Irans neuer Umbruch - Von der Liebe zum Toten zur Liebe zum Leben

Dieser Beitrag entstand aus Anlass des Jahrestages der letzen Wahlen vom 12. Juni 2009 und der ihr am 15. Juni folgenden friedlichen, aber blutig niedergeschlagenen Proteste gegen deren Ausgang. Es kam zu Massenverhaftungen und Hinrichtungen einer großen Anzahl von Gefangenen. Laut der iranischen „Organisation der Verteidigung der Menschenrechte“ gab es in der Zeit zwischen Juni und November 2009 allein 500 neue politische Gefangene und 17 Hinrichtungen als Reaktion auf diese friedlichen Demonstrationen. Laut der „Liga zur Verteidigung der Menschenrechte im Iran e.V.“ in Berlin wurden allein zwischen dem 29.01.2010 und dem 09.04.2010 sieben unschuldige Menschen aus politischen Gründen hingerichtet.

Der Autor
Prof. Dr. Dr. Dawud Gholamasad, geboren 1943 in Teheran, studierte Ingenieurswissenschaften, Staatswissenschaften, Philosophie, Pädagogik und Soziologie. 1970 promovierte er über „Sozioökonomische Aspekte der Landreform in Iran“ und 1985 folgte die Habilitation „Zum Entstehungszusammenhang der ‚Islamischen Revolution’ im Iran.“ Die Lehr- und Forschungsschwerpunkte seiner Professur für Soziologie an der Leibniz Universität Hannover waren Prozess- und Figurationssoziologie, Politische Soziologie mit regionalem Schwerpunkt „Naher und Mittlerer Osten“, insbesondere Iran, sowie die Demokratisierungsprobleme der islamisch geprägten Gesellschaften.

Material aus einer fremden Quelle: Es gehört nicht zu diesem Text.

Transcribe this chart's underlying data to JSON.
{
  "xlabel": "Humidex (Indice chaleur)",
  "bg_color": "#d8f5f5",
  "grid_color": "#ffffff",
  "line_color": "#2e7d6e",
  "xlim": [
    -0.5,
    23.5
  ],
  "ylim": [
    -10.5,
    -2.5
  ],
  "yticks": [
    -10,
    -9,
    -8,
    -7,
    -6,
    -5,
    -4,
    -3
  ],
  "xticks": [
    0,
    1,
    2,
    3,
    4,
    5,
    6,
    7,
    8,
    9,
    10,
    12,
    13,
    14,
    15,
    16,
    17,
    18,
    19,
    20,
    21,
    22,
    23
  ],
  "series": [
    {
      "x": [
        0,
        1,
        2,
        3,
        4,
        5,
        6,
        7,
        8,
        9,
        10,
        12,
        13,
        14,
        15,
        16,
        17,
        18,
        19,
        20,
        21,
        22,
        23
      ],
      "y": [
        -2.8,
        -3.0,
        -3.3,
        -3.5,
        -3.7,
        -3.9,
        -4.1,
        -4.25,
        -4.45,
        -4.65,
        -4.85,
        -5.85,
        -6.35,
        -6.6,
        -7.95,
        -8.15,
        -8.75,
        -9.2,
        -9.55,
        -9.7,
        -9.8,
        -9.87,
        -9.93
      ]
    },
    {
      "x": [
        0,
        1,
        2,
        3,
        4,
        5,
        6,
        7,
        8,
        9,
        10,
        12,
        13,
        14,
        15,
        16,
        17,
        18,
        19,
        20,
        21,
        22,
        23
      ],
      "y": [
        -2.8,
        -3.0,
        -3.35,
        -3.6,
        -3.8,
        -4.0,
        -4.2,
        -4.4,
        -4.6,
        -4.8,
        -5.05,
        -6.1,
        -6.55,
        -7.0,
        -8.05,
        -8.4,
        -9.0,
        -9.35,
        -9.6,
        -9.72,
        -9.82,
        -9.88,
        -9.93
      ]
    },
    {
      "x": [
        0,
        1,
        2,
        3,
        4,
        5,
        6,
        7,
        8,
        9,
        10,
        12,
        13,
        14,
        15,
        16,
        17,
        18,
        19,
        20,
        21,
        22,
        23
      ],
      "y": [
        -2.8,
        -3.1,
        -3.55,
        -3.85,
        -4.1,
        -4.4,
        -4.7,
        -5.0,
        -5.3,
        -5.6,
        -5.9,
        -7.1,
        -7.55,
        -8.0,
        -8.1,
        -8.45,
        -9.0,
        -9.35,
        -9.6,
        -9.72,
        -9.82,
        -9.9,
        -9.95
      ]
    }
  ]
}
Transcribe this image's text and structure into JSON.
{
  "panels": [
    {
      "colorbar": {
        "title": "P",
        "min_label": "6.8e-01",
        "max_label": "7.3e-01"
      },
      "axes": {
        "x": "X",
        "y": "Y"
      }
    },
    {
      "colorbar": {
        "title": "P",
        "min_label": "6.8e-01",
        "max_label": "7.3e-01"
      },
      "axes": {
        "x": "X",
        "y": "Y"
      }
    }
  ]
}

Rezension von Professor Antes, Hannover

Das Iranbild der Medien ist eindeutig: es handelt sich um eine Herrschaft der Ayatollahs, die unterstützt von einigen Revolutionsgarden mit eiserner Hand das Land regieren, jede Opposition unterdrücken, auf äußerst strenge Einhaltung der Sitten (Ganzkörperschleier für Frauen, Steinigung bei Ehebruch) achten und danach streben, eine Atommacht zu werden. Dass es aber unter der Decke brodelt und die junge Generation – mehr als 50 % der Bevölkerung ist unter 20 Jahre alt – sich längst von dieser klerikalen Vorherrschaft losgesagt hat und eine demokratische Gesellschaft mit Gleichberechtigung für die Frauen und Anerkennung der Menschenrechte anstrebt, kommt kaum zur Sprache. Umso wichtiger ist daher die von Gholamasad vorgelegte Studie zur gegenwärtigen Situation in Iran, die auch einen bezeichnenden Wandel im Gottesbild beinhaltet. Während Khomeiny und mit ihm die Konservativen – unter ihnen der iranische Präsident Ahmadinedschad – „sich einem leidenschaftlichen, wilden und unberechenbaren Gott unterwerfen, der heute menschenfreundlich und voller Wohlwollen und morgen grausam, voller Hass und zerstörerisch sein kann“ (S. 36), vertritt die neue liberale Bewegung mit Denkern wie Soroush, Shabestari, Kadevar u.a. ein Gottesbild, bei dem Gott „der Gütigste aller Gütigen“ (S. 30) ist. Gholamasad erklärt die Verschiebung der Balance im Gottesbild sowie im Verhalten der Menschen in Anlehnung an Erich Fromm mit Hilfe der Unterscheidung zwischen nekrophilen und biophilen Tendenzen. Dabei sind die nekrophilen das Tote liebend auf Märtyrer, Folter und Hinrichtungen ausgerichtet, ent-zivilisierend und Musik- sowie kunstfeindlich auf den Ernst des Lebens und der Religion hin orientiert, während die biophilen dass Lebendige liebend auf friedliches Zusammensein, Freude am Leben, Anerkennung von Menschenrechten und mehr Zivilisiertheit im Umgang mit einander setzen sowie musik- wie kunstliebend sind. Genau diese Verschiebung der Kräfte findet im Augenblick im Iran statt und hat wohl Signalwirkung weit über den Iran für die ganze Welt des Islam. Deshalb ist die Lektüre dieses Buches sehr empfehlenswert, um ein Gegengewicht zum Islam- und Iranbild der Medien auf der Basis solider Argumente und Tatsachen aufzubauen.